Metabolic activity measurements (measured as CellTiter® Blue assay) applying the extracts or single constituents revealed no compromising potential. Occasional enhancements could be observed, especially for the two perylene quinones singularly and in binary mixtures (Figure 5). Previously, fluorescence resulting from the reduction of resazurin was reported to depend on cell growth [79] or mitochondrial, cytosolic, or microsomal enzymes [80]. Assays relying on resazurin reduction are often utilized to tie a connection between fluorescence and cell numbers [81]. Nonetheless, obtained protein content measurements applying the BCA assay after EROD activity assessment revealed no significant proliferation due to the compounds applied for most of the conditions (data not shown, Supplementary Figure S1). Apart from 5 µM ATX-I and the combinatory effect of ATX-I (1.25 µM) and ATX-II (2.5 µM) any increase in CellTiter-Blue® fluorescence values could, therefore, be ascribed to enhanced metabolic activity due to the Alternaria toxins used in this study. Besides, a recent study revealed the ability of ATX-II to induce mitochondrial superoxide production in THP-1 derived macrophages [28], indicating enhanced mitochondrial activity, although this could not be demonstrated for ATX-I. A previous cytotoxicity study on combinations of ATX-II and AOH reported additivity towards mitochondrial activity, enhancing metabolic activity in HT29, HepG2, and HCEC-1CT cells applying the WST-1 assay. Antagonistic interactions could only be observed at concentrations in the two-digit micromolar range exhibiting decreased mitochondrial activity [82].

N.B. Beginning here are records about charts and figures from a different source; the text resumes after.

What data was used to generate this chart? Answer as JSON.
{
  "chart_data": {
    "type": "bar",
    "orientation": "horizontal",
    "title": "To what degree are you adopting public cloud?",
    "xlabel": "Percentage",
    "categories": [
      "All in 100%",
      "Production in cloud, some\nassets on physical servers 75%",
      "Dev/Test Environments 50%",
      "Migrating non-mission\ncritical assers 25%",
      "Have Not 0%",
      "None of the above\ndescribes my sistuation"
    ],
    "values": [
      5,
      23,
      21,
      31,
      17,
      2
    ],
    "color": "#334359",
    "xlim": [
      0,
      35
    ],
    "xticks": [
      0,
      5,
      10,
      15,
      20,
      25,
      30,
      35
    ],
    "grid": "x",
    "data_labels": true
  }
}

In summary, this study enlightens interactions of co-occurring Alternaria mycotoxins towards the AhR pathway in hormone-sensitive tissues involved in phase-I-metabolism of xenobiotics and endogenous substances. Nonetheless, further interference by other compounds not tested (or not identified) within the complex mixture affecting the CYP 1 enzyme activity needs to be considered for interpretation of the current data.

5. Conclusions

Taken together, the present study provides insights into the ability of naturally co-occurring Alternaria toxins like ATX-I, ATX-II, AOH, and AME to induce the activity of enzymes involved in phase I metabolism in complex and binary mixtures. We could decipher the two perylene quinone derivates ATX-I and ATX-II, as well as the dibenzo-α-pyrone AOH, as participants towards the CYP 1A1 activity induction exerted by complex Alternaria extracts in mammary cancer cells and their combinatory effects to be major contributors. Synergistic interactions between ATX-I and ATX-II, as well as interactions between AOH and the two altertoxins, respectively highlight the importance of consideration for combinatory effects in toxicological risk assessment for food safety. Within hormone-sensitive tissues, major enhancements of enzymes involved in phase I metabolism might be of toxicological concern considering their role in the metabolic activation of endogenous hormones and xenobiotics.